An unusual case of dyspnea? How echocardiography and right- heart catheterization guided us to the right diagnosis: a clinical case

https://doi.org/10.1007/s00392-025-02625-4

Matthias Mezger (Lübeck)1, D. Jurczyk (Lübeck)1, F. Lemmer (Lübeck)1, T. Kurz (Lübeck)1, T. Stiermaier (Lübeck)1, C. Frerker (Lübeck)1, N. Brocks (Lübeck)1, I. Eitel (Lübeck)1, C. Paitazoglou (Lübeck)1

1Universitätsklinikum Schleswig-Holstein Medizinische Klinik II / Kardiologie, Angiologie, Intensivmedizin Lübeck, Deutschland

 

Background 

Constrictive pericarditis is frequently overlooked in patients presenting with symptoms of heart failure, especially when predisposing conditions are missing (e.g. a history of pericardial effusion, chest radiation due to malignoma or heart surgery). A thorough diagnostic pathway comprising echocardiography and right- heart catheterization can guide to the right diagnosis- and treatment. This clinical case underlines the importance of considering constrictive pericarditis in patients presenting with symptoms of heart failure without an obvious underlining pathology. 

 

Clinical Case

A 43-year-old male patient was referred from another clinic due to symptoms of heart failure (NYHA III) and ankle edema. The symptoms had been increasing over three weeks before admission. The patient had a history of pleural- and pericardial effusion without a clear pathology. All symptoms began after the patient had started doing renovations in an old and abandoned house he had bought. An extensive work up, including HIV, rheumatological disorders and infections had already been conducted. Also, pericardial and pleural drainage with microbial and pathologic examinations had been done with no explaining results. At the time of admission to our clinic, the patient had pleural effusions and ankle edema, but no pericardial effusion. NTproBNP was markedly elevated (2507 ng/l). Echocardiography demonstrated good left ventricular function (LVEF 60%). However, respirophasic abnormal septal motion was visible in conjunction with e’ septal (10,6 cm/sek) > e’ lateral (9,7 cm/sek), suggesting a diagnosis of constrictive pericarditis being the cause of the symptoms.
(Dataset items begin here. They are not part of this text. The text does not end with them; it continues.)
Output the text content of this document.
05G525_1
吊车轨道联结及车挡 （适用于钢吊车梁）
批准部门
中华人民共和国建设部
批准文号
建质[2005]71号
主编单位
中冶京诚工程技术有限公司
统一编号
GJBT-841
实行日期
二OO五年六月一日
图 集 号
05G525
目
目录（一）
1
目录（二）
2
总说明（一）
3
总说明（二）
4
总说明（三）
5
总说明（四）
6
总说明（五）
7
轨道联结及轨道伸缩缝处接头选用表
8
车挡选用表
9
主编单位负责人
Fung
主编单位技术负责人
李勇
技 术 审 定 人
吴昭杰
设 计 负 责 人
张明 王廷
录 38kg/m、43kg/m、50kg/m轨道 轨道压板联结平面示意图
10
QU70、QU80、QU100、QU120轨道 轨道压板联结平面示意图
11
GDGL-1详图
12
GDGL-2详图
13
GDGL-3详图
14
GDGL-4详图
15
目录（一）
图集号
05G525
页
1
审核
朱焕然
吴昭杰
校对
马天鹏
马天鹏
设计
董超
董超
To confirm the diagnosis, right heart catheterization was performed. Indeed, pressure curves of both ventricles demonstrated dip- plateau phenomena and elevated early diastolic pressure further underlining the diagnosis of constrictive pericarditis. Finally, the findings were discussed in the heart team together with the colleagues from cardiothoracic surgery and anesthesiology and the patient underwent pericardiectomy.

 

Conclusion

Constrictive pericarditis is a frequently overlooked reason for decompensated heart failure especially when predisposing conditions are missing, left- ventricular function is good and no obvious pathology can be found. A thorough diagnostic pathway comprising echocardiography and right heart catheterization is important for correct diagnosis and appropriate treatment.